Confirm MPS is included with the NVIDIA driver
After the NVIDIA driver is installed through the regular NVIDIA driver installation process, the MPS control daemon (nvidia-cuda-mps-control) is already included. No separate MPS package is required.
Stop all CUDA applications
Stop every running CUDA application, including the SupremeRAID™ AE service, before configuring MPS. This allows the MPS daemon to establish the shared GPU context before clients attach.
systemctl stop graid.service
(Multi-user mode) Set exclusive process mode
If the deployment runs in multi-user mode, set the target GPUs to exclusive process mode:
nvidia-smi -c EXCLUSIVE_PROCESS
Start the MPS control daemon (controller)
Set the shared pipe and log directories, then start the daemon:
export CUDA_MPS_PIPE_DIRECTORY=/tmp/nvidia-mps
export CUDA_MPS_LOG_DIRECTORY=/tmp/nvidia-log
nvidia-cuda-mps-control -dM
All CUDA clients in this deployment, including SupremeRAID™ AE and vLLM, must use the same CUDA_MPS_PIPE_DIRECTORY.
Add MPS environment variables to the SupremeRAID™ systemd units
Add the MPS environment variables to the SupremeRAID™ AE systemd unit files so the service attaches to the same MPS daemon as the application workload.
Edit /usr/lib/systemd/system/graid.service and /usr/lib/systemd/system/graidcore@.service, adding the following lines under [Service]:
Environment="CUDA_MPS_PIPE_DIRECTORY=/tmp/nvidia-mps"
Environment="CUDA_MPS_LOG_DIRECTORY=/tmp/nvidia-log"
Reload systemd and restart the SupremeRAID™ service:
systemctl daemon-reload
systemctl start graid.service
Launch the application as an MPS client
Export the matching MPS environment variables, then start the application. The following vLLM container command is an example only. Replace it with the actual application execution command used in your environment while preserving the same MPS pipe directory setting so the application attaches to the host MPS daemon.

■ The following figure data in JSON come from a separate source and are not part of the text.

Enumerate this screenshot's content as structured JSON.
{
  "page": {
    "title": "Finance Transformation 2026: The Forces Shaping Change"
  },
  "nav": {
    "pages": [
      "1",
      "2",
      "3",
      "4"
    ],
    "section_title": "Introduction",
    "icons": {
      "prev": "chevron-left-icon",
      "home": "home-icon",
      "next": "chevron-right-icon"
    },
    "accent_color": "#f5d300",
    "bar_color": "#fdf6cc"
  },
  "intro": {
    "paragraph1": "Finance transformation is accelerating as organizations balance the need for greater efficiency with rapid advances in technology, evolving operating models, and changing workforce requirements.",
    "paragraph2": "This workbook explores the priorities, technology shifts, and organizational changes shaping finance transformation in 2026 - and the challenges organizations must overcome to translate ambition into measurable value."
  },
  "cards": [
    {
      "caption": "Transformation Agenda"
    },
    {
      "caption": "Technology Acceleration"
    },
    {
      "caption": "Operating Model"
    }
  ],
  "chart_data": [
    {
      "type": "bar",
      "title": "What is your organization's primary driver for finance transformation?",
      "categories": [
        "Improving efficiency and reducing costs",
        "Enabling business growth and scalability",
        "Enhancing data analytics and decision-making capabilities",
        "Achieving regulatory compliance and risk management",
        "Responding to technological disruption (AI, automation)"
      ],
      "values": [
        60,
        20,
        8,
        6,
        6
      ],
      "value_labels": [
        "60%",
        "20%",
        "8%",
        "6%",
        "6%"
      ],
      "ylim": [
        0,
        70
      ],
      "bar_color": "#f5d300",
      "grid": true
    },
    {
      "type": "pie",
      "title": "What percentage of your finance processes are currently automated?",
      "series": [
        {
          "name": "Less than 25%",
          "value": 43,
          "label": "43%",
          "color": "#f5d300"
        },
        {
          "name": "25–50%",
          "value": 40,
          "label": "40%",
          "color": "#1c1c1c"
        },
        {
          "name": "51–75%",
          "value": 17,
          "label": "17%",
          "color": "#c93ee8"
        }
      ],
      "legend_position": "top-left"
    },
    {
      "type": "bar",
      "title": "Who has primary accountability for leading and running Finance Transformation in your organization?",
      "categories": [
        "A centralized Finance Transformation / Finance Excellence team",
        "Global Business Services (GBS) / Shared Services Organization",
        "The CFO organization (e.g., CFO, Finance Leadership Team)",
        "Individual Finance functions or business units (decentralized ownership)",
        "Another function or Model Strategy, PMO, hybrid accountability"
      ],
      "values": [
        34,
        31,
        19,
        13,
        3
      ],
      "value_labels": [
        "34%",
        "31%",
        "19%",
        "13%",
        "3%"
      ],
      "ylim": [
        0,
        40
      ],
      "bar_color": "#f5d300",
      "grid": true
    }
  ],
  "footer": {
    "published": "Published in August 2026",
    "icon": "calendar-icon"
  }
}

export CUDA_MPS_PIPE_DIRECTORY=/tmp/nvidia-mps
export CUDA_MPS_LOG_DIRECTORY=/tmp/nvidia-log
docker run -it --rm --network=host --gpus all --privileged --ipc=host \
--cap-add=SYS_PTRACE --ulimit memlock=-1 --ulimit stack=67108864 \
-v /mnt/graid/lmcache:/lmcache \
-v /mnt/beegfs/models:/workspace \
-e PYTHONHASHSEED=0 \
-e LMCACHE_CONFIG_FILE=/workspace/lmcache_config/local-fs.yaml \
-e CUDA_VISIBLE_DEVICES=4,5,6,7 \
-v /tmp/nvidia-mps:/tmp/nvidia-mps \
-e CUDA_MPS_PIPE_DIRECTORY=/tmp/nvidia-mps \
vllm/vllm-openai:v0.18.1 \
--model /workspace/Qwen3-235B-A22B-Instruct-2507/ \
--served-model-name Qwen3-235B-A22B-Instruct-2507 \
--tensor-parallel-size 4 \
--gpu-memory-utilization 0.9086 \
--kv-transfer-config '{"kv_connector":"LMCacheConnectorV1", "kv_role":"kv_both"}'
Note
nvidia-cuda-mps-control -dM starts the daemon. The pipe directory (/tmp/nvidia-mps) and log directory (/tmp/nvidia-log) must be identical across the controller, the SupremeRAID™ AE systemd units, and every application client.- Add the systemd
Environment= entries to both graid.service and graidcore@.service. Run systemctl daemon-reload after editing the units. - Because the unit files live under
/usr/lib/systemd/system/, package upgrades may overwrite direct edits. For an upgrade-safe deployment, use systemd drop-in overrides such as /etc/systemd/system/graid.service.d/mps.conf. CUDA_VISIBLE_DEVICES=4,5,6,7 scopes the vLLM container to a subset of GPUs. Account for the SupremeRAID™ AE GPU assignment when planning which devices are shared.- To tear down the MPS deployment, stop the application and SupremeRAID™ AE service, run
echo quit | nvidia-cuda-mps-control, and reset GPU compute mode with nvidia-smi -c DEFAULT if exclusive process mode was set.